Award-Winning Arts Education for Kids of All Abilities

A New York library's reading and creativity program for kids welcomes those whose disabilities may prevent them from attending school with their community peers.

Inspired by Patricia Polacco’s The Keeping Quilt, Creative Readers participants make a quilt. Each square represents part of their life story. All photos courtesy of Elise May

Creative Readers, an arts education program co-sponsored by the Port Washington (NY) Public Library (PWPL), was already a huge hit with students and parents before winning the 2017 National Arts and Humanities Youth Program (NAHYP) Award in November. The award reaffirmed what the community already knew—that the five-year initiative has been remarkably effective in engaging and teaching young people of all abilities. Creative Readers was the brainchild of Elise May, a longtime teaching artist who had developed many programs and workshops for the Port Washington school district and library. May was asked by the local Special Education PTA (SEPTA) to create a workshop that would include children who couldn’t attend schools in the district because of their disabilities.

Kids learn some sign language to act out a scene from Moses Goes to School by Isaac Millman.

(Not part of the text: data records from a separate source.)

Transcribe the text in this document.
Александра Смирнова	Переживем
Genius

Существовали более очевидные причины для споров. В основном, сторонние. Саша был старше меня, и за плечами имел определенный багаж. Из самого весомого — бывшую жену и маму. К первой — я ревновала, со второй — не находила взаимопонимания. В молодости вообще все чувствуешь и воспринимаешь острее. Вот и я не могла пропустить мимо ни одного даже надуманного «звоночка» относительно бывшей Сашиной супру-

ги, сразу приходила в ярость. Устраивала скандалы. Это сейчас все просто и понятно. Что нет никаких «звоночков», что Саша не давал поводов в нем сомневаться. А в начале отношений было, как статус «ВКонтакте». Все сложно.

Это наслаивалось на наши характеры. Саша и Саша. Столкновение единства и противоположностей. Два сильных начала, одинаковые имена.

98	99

She realized that PWPL was the ideal location for the Creative Readers initiative, which launched in 2012. The library had already demonstrated its dedication to inclusion, the community, and the arts, says May, and it was an atmosphere that leveled the playing field for all students. The program is open to all kids—those without disabilities as well as students with a broad spectrum of physical, emotional, or intellectual challenges that prevent them from verbalizing, say, or handling strong feelings. The kids also come from a variety of classrooms, whether general education, inclusion, or self-contained. “Our goal is to engage kids and create an interest, desire, and love of books,” says May, who created the curriculum. Each weekly session focuses on a unifying theme that incorporates an opening discussion, a warm-up book that can be acted out, and an activity book. “Some book enactments are literal, while others expand on the storyline to include creative expressions through movement, music, art, or drama,” May notes. For example, when the theme is imagination, the warm-up book might be What Shall We Play? by Sue Heap, with David Shannon’s Alice the Fairy as an activity book. After the warm-up exercise, the kids create props to help them act out the story. “The library welcomed the pilot program with open arms, giving us its largest, most in-demand space,” says May. “Normally quiet Saturday mornings at the library became filled with grade-school kids, family members, program staff, and teen volunteers.” Since the program started, PWPL has included primary funding for the program in its budget, she adds. Creative Readers now meets every Saturday morning, in six-week blocks, from October to April. There are two one-hour sections, one for kindergarten through second graders and one for third through fifth graders. SEPTA handles registration and chooses each 12-student section with an eye toward creating an inclusion experience where students can interact with peers whose challenges they may not have seen before, May explains.

Participants talked like pirates, learned mapping skills, and followed directions to find treasure while acting out Melinda Long and David Shannon’s How I Became a Pirate.

While the focus is on books and creative expression, participants also develop skills such as empathy, cooperation, and problem solving, May says. They are also making eye contact, naming their feelings, and gaining confidence. Perhaps most importantly, they socialize—with one another and their teen buddies, 12 high school volunteers paired up one-on-one with each child.

After reading David Shannon's Alice the Fairy, kids made magic wands and acted out the story, including attempting to get a dog to float. They didn't succeed, but had fun trying.

The buddies are trained to redirect focus or to control a behavior if the need arises (a behaviorist is also in the room if an adult has to step in). Teens are instructed to act alongside their young partners without squelching the child’s creativity and to provide plenty of positive reinforcement. The kids become attached to their teen buddies, May notes—and vice versa. “On Saturday mornings, these kids are not defined by what they can’t do, but rather by their strengths,” says one high school volunteer. “Creative Readers gives them a platform to break away from their so-called ‘disability’ and express who they truly are.” “Parents who may have hesitated bringing their children to the library before [now] know that it is a place for them,” adds PWPL director Nancy Curtin, who would like to share the program with other public libraries. “Their children are embraced here. They can express themselves freely. There’s no judgment, just fun.”